My great friend the novelist Wendy Perriam took me out for lunch this week and as usual impressed me with her generous good sense and cheer. I have just handed in my fourth novel which is a black comedy about a marriage guidance counsellor who goes off the rails called ONLY HUMAN. We drank a watery toast to the book and naturally the talk turned to relationships. 'If I were a marriage guidance counsellor I'd give two pieces of advice,' Wendy began. 'Love and sex and money are all very well but if you are a tidy person you really shouldn't marry an untidy one and if you are a night owl, you mustn't marry a lark.' 'But what if, like me, you get really upset if the place isn't tidy but you cant quite bring yourself to clear up?' I inquired. Wendy looked sympathetic.

This week a cynical acquaintance of mine pinpointed a social trend amongst the women he knows in London which he has named the 'flip.' Newly 35, it has come to his notice that many of the girls who a decade ago would not have dreamed of returning his phone calls, have now made it clear that they wouldn't mind a trip down the aisle with him at a mutually convenient church sometime soon-and that's just their small talk at parties.
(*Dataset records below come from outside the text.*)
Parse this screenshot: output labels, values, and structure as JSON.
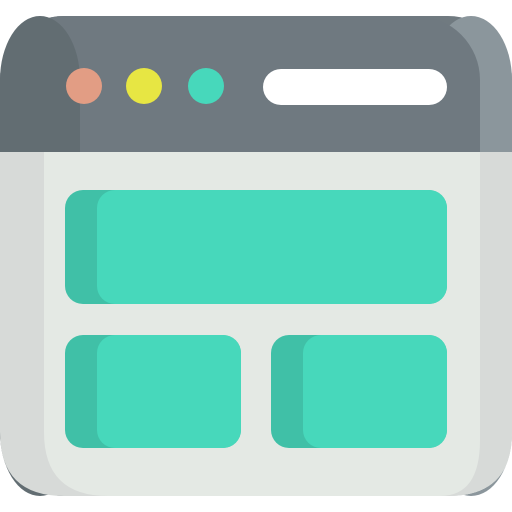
{
  "icon": {
    "name": "browser-window-layout-icon",
    "colors": {
      "frame_dark": "#626d72",
      "frame_mid": "#707a80",
      "frame_light": "#8b969c",
      "body_shade": "#d7dad8",
      "body_light": "#e4e9e4",
      "accent": "#47d8bb",
      "accent_shade": "#40c0a7",
      "dot_red": "#e29d84",
      "dot_yellow": "#e7e643",
      "dot_teal": "#47d8bb",
      "address_bar": "#ffffff"
    }
  }
}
He's not sure what to make of these vastly attractive, accomplished women he has known for years, who have recently taken to seeking him out all the time, practically stalking his Chambers, when formerly the best they had for him were frowns and shrugs or sniggers of crushing froideur. But he is not exactly complaining.
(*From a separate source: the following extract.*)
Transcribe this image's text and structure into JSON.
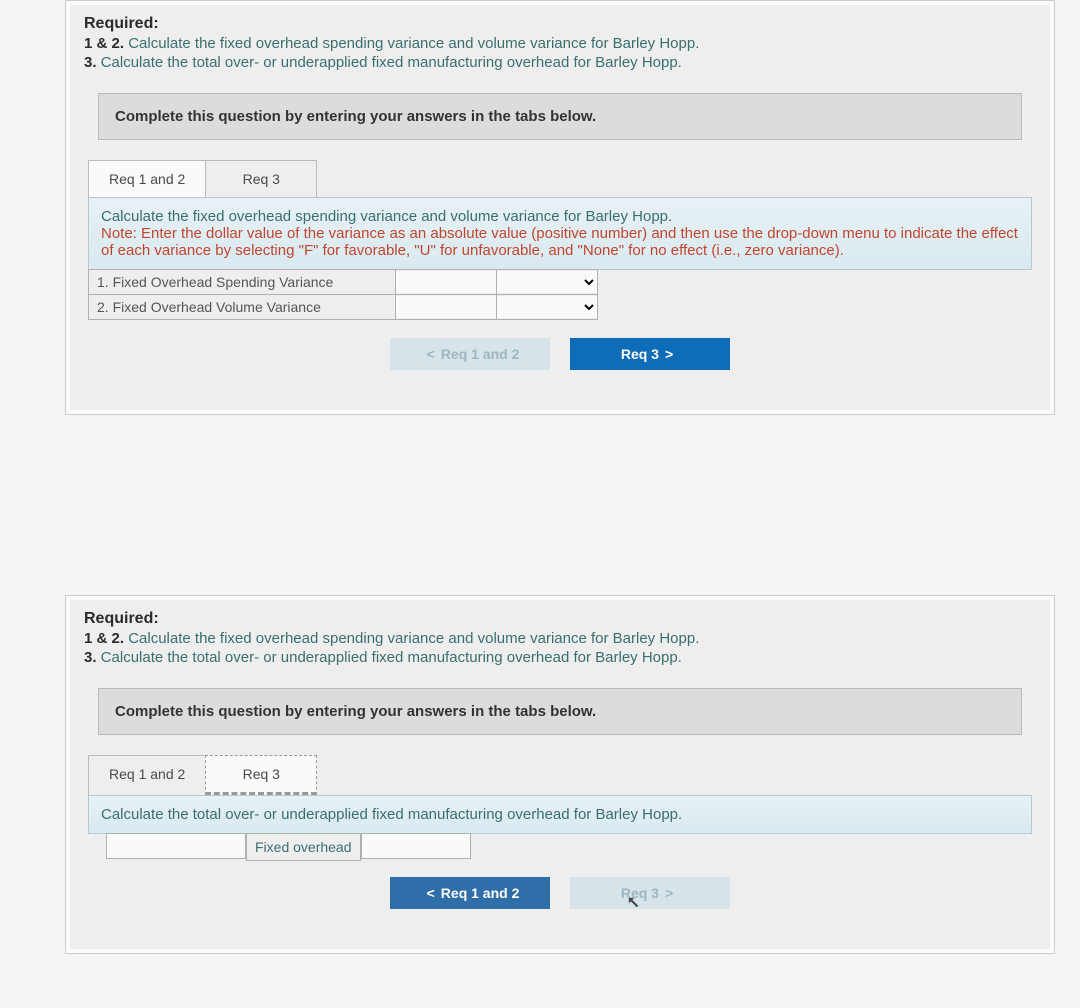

By the time I finished the fifth tier of the wedding cake the house was throbbing with the smell of cinnamon and dried fruit and alcohol a smell that put me in mind of only one thing: December 25th. Perhaps it was also the bread sauce that accompanied the grouse -who knows? - but suddenly I found myself really longing for the yuletide season my all time favourite part of the year. How can I improve on last years festivities? I asked myself. Remember to decorate all the cereal packets again, I made a note. I jotted down one or two ideas for presents and before I know it four pages were filled with exquisite yet reasonable gift suggestions for those aged 8 months to eighty.

It may be a hundred degrees outside, but in my heart it's always Christmas.